Q: I wonder if you can just give us an update on your insulin glargine program. We were maybe expecting to see your pivotal data coming up with that program perhaps later this year, so an update there would be useful.

A: So with respect to insulin glargine, you'll be seeing data later in the year. We’re filed in Europe and going through the process of gaining approval for that MK-1293 molecule.

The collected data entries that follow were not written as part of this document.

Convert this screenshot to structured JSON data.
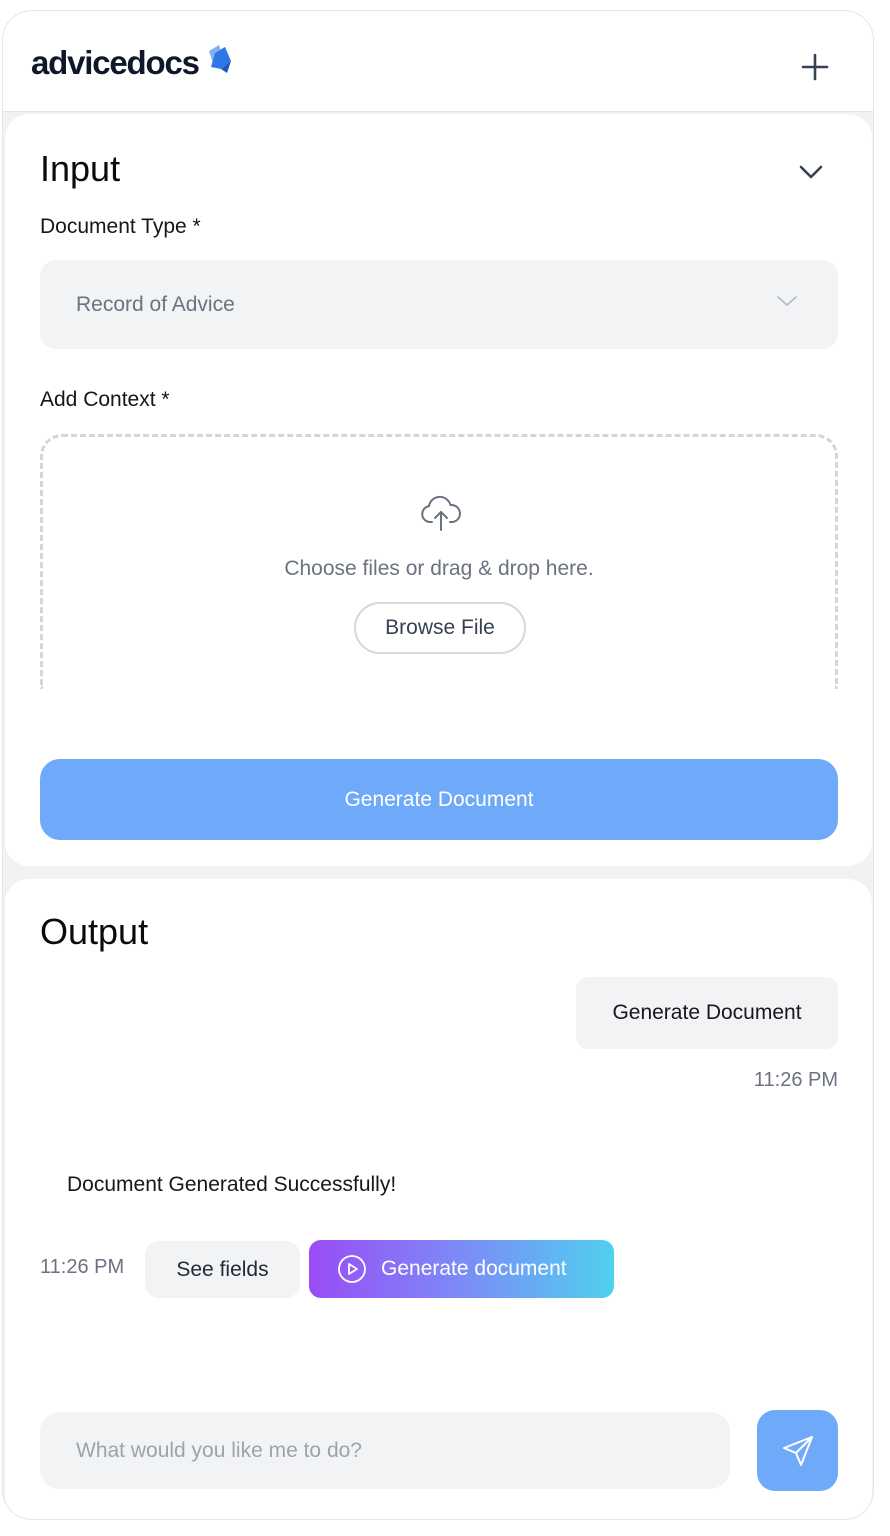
{
  "header": {
    "logo_text": "advicedocs",
    "logo_icon": "blue-diamond-logo-mark",
    "new_icon": "plus-icon"
  },
  "input": {
    "title": "Input",
    "collapse_icon": "chevron-down-icon",
    "document_type_label": "Document Type *",
    "document_type_value": "Record of Advice",
    "add_context_label": "Add Context *",
    "upload_icon": "cloud-upload-icon",
    "drop_text": "Choose files or drag & drop here.",
    "browse_label": "Browse File",
    "generate_label": "Generate Document"
  },
  "output": {
    "title": "Output",
    "messages": [
      {
        "role": "user",
        "text": "Generate Document",
        "time": "11:26 PM"
      },
      {
        "role": "assistant",
        "text": "Document Generated Successfully!",
        "time": "11:26 PM"
      }
    ],
    "see_fields_label": "See fields",
    "generate_document_label": "Generate document",
    "play_icon": "play-circle-icon"
  },
  "composer": {
    "placeholder": "What would you like me to do?",
    "send_icon": "send-icon"
  },
  "colors": {
    "primary": "#6eaaf9",
    "gradient_start": "#9a4cf6",
    "gradient_end": "#4fd0ee",
    "surface": "#f2f3f5"
  }
}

Probably not much more to add to that.

Q: There's been a lot of focus on this call today on monotherapy. Obviously, we have first line lung monotherapy, but our expectation is that monotherapy is rapidly going to move to combination therapy. And as you know, oncologists believe that the best way to treat cancer is with cocktail or combination therapy. And clearly your competitors have all pursued combinations either with IO or chemo combo. So just, you know, you have pursued a monotherapy strategy and are behind the curve on combination. What is your strategy to catch up?

A: I would add that our teams work very closely identifying potential combinations and uses. And with regard to having to own them all, I don't think you have to, particularly if they can't be combined into a similar dosage form or have the same type of dosing regimen. And I get asked that all the time in diabetes for many years, where people said don't you have to have an insulin and a GLP-1 for Januvia to be successful? And we've shown that Januvia can be successful even if we don't have some of those combinations. It doesn't mean that we don't want a GLP-1 potentially or other types of diabetes medicines, but we look at those as their own opportunities. At the same time, the reason that we think that the combination of our SGLT-2 with Januvia can be successful is because you can put them into one tablet with the same dosing regimen. So that's the way we look at the combinations, and I think that our strategy is a good one.